Last update: May 31, 2024
Back in 2021, I had a chance to share my thoughts on how Big Data Analytics and AI will impact Information Systems (IS) research. Thanks to ever-growing datasets (public and proprietary) and powerful computational resources (cloud API, open-source projects), AI and Big Data will be important in IS research in the foreseeable future. If you are an aspiring IS researcher, I believe that you should be able to embrace this and take advantage of this.
First, AI and Big Data are powerful “tools” for IS research. It could be intimidating to see all the fancy new AI techniques. But they are just tools to analyze your data. You don’t need to reinvent the wheel to use them. There are many open-source projects in Python and R that you can use to analyze your data. Also, many cloud services (e.g., Amazon Rekognition, Google Cloud ML, Microsoft Azure ML) allow you to use pre-trained AI models at a modest cost (that your professors can afford). What you need is some working knowledge in programming languages like Python and R. And a high-level understanding of the idea behind algorithms.
Don’t shy away from hands-on programming. Using AI and Big Data tools may not be a competitive advantage in the long run because of the democratization of AI tools. However, I believe it will be the new baseline. So you need to have it in your research toolbox. Specifically, I believe that IS researchers should have a working knowledge of Python/R programming and Linux environment. I recommend these online courses: AI Fundamentals, Data Science, Machine Learning, Linux, SQL, and NoSQL.

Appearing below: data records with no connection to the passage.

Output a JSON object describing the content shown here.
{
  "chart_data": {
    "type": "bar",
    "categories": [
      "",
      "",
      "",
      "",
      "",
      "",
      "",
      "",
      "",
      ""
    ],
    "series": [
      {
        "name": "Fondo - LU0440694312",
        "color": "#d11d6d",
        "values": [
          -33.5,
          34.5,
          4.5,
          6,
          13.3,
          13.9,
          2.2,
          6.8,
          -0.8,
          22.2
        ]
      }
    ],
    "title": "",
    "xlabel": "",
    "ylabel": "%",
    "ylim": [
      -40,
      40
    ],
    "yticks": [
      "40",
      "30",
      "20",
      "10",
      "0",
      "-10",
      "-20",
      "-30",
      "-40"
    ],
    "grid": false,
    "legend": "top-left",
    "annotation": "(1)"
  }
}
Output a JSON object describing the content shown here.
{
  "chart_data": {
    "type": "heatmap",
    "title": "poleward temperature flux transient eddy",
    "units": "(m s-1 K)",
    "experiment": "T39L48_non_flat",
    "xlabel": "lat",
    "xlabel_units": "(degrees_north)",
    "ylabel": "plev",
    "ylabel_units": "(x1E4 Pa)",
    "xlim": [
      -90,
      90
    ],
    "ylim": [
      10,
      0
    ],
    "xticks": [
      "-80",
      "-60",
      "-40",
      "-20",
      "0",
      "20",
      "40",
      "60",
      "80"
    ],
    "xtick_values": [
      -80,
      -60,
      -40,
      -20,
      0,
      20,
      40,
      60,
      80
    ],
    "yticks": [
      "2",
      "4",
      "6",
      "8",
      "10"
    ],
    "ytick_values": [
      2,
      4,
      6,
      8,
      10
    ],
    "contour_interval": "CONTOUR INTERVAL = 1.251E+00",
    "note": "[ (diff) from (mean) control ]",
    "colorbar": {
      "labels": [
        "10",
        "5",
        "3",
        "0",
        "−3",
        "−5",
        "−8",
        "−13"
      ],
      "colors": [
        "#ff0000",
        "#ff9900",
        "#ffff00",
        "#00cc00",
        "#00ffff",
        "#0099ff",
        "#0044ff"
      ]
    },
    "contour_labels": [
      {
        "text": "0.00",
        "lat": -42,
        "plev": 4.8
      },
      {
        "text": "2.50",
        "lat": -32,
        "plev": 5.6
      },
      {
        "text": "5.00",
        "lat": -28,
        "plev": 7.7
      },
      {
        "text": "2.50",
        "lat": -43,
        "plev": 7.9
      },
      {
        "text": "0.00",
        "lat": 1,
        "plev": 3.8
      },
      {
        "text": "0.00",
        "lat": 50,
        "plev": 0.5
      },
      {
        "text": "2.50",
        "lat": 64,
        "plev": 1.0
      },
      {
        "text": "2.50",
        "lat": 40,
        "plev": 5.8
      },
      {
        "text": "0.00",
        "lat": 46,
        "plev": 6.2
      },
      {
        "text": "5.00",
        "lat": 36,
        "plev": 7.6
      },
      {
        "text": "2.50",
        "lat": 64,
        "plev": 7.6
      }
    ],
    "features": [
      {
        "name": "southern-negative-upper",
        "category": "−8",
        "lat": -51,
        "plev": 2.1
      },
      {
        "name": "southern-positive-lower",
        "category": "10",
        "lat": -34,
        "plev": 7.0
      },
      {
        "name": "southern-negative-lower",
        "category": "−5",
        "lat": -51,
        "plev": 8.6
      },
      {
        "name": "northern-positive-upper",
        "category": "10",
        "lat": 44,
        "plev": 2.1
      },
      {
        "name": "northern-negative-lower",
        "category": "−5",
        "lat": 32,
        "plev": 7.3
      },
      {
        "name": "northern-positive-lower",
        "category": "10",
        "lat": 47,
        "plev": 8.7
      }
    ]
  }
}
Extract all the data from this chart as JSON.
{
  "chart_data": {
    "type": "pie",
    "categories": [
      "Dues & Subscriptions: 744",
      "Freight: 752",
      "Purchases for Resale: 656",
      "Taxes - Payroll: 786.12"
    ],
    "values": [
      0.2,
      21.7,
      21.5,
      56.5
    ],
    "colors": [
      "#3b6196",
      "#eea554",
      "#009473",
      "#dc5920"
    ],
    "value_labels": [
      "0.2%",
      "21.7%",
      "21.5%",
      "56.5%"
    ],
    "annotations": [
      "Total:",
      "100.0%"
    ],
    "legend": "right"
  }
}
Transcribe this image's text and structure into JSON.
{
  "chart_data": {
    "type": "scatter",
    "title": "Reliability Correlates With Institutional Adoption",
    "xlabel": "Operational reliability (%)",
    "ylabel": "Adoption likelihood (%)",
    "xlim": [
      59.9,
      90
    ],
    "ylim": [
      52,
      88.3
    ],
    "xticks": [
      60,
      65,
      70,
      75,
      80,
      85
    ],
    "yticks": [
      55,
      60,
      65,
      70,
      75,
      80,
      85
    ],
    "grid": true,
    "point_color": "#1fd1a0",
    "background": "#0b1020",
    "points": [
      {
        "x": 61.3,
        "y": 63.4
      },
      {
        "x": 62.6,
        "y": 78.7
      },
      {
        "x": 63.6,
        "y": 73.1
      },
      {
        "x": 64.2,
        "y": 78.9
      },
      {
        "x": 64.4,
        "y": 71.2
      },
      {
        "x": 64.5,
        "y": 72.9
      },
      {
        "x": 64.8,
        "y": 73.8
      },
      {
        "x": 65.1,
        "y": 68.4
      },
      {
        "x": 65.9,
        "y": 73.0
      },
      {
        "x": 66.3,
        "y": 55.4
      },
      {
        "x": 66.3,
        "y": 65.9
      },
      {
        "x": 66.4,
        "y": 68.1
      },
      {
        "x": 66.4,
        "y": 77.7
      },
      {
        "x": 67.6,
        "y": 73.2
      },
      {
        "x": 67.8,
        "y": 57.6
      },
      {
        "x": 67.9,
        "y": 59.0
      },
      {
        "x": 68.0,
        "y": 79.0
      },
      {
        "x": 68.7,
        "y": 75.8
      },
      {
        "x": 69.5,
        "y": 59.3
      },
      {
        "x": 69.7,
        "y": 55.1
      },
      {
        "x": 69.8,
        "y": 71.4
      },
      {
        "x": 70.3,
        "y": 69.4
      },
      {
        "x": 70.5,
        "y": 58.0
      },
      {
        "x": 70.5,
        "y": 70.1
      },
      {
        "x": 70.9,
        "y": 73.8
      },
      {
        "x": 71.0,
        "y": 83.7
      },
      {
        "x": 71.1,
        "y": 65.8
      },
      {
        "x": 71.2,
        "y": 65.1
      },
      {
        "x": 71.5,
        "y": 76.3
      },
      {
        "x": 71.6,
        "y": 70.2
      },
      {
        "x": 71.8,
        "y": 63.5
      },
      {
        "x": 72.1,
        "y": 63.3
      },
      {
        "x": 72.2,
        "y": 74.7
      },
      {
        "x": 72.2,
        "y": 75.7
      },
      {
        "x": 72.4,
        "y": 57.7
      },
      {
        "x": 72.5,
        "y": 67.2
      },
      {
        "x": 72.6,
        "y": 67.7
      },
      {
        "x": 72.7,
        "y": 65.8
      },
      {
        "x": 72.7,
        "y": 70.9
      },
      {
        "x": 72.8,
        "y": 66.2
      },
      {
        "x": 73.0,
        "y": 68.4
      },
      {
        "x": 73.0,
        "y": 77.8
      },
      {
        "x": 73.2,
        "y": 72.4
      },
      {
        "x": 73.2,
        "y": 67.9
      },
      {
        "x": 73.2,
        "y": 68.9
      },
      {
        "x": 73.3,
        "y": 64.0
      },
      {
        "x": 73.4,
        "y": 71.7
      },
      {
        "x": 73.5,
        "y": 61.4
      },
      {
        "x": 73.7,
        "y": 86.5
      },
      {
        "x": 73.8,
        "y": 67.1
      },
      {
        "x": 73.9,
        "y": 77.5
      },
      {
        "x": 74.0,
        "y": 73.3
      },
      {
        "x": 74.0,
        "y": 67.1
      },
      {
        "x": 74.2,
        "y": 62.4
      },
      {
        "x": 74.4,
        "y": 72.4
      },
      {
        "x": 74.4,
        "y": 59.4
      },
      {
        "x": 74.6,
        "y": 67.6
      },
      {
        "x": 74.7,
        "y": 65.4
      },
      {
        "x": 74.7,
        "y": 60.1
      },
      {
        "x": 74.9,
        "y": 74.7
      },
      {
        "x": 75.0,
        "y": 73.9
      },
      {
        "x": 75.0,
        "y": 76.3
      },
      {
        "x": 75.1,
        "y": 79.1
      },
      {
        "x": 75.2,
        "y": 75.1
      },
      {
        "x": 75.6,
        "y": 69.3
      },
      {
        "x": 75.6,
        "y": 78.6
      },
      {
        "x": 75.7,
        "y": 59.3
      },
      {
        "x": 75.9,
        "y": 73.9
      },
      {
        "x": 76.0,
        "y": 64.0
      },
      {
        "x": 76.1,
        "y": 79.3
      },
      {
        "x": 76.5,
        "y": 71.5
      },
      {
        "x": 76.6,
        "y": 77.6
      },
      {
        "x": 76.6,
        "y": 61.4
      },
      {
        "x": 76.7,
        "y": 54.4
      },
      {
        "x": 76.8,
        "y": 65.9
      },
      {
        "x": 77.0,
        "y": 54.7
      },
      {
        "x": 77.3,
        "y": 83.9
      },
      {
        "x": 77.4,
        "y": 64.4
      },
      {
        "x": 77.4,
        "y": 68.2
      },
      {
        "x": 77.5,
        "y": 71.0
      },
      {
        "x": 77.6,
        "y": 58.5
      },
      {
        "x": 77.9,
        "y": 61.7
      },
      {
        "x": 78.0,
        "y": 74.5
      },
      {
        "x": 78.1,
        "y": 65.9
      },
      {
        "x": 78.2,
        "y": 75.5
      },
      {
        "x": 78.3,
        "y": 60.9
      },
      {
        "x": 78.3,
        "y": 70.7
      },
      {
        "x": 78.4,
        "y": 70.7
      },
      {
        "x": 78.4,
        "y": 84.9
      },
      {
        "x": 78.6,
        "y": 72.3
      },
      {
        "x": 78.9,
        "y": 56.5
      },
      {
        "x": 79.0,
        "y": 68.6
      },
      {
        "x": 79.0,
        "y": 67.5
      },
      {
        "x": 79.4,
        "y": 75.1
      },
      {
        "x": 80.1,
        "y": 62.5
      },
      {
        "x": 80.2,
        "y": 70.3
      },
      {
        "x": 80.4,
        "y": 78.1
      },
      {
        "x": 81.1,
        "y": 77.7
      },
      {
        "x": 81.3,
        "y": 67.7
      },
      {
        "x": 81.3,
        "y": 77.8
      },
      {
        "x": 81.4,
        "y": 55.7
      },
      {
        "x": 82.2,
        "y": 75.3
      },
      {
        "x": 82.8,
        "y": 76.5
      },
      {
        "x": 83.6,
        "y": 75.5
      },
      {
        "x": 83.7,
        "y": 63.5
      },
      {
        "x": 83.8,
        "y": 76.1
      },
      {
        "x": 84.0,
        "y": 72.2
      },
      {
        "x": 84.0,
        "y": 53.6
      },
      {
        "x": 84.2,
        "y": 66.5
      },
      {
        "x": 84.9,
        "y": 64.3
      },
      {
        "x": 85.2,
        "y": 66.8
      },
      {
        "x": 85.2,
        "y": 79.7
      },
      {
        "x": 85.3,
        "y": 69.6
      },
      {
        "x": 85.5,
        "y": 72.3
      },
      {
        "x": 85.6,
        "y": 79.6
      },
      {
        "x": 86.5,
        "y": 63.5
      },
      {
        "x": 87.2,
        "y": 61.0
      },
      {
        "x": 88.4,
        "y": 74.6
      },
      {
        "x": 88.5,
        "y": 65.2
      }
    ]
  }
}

Second, AI and Big Data Analytics are creating a lot of interesting new “phenomena” in personal lives, firms, and societies. How AI and robots will be adopted in the workplace and how will that affect the labor market? Are we losing our jobs? Or can we improve our productivity with AI tools? How will experts use AI in professional services? What are the unintended consequences (such as biases, security, privacy, and misinformation) of AI adoptions in the organization and society? And how can we mitigate such issues? There are so many new and interesting research questions.
To stay relevant, I think that IS researchers should closely follow emerging technologies. Again, it could be hard to keep up with all the advances. I try to keep up to date by reading industry reports (from McKinsey and Deloitte) and listening to many podcasts (e.g., Freakonomics Radio, a16 Podcasts by Andreessen Horowitz, Lex Fridman Podcast, Stanford’s Entrepreneurial Thought Leaders, HBR’s Exponential View by Azeem Azhar).
For UBC current and prospective students, here are some resources:
- Student clubs: UBC BizTech, BOLT UBC,
- Degree programs: BCOM Analytics Concentration, MBAN, MBA TAL Track
For educators, I have shared my teaching experience using AI in May 2024. You can find the slide deck here.
I hope this post may help people shape their research, teaching, and career strategies. I will try to keep updating this post. Cheers!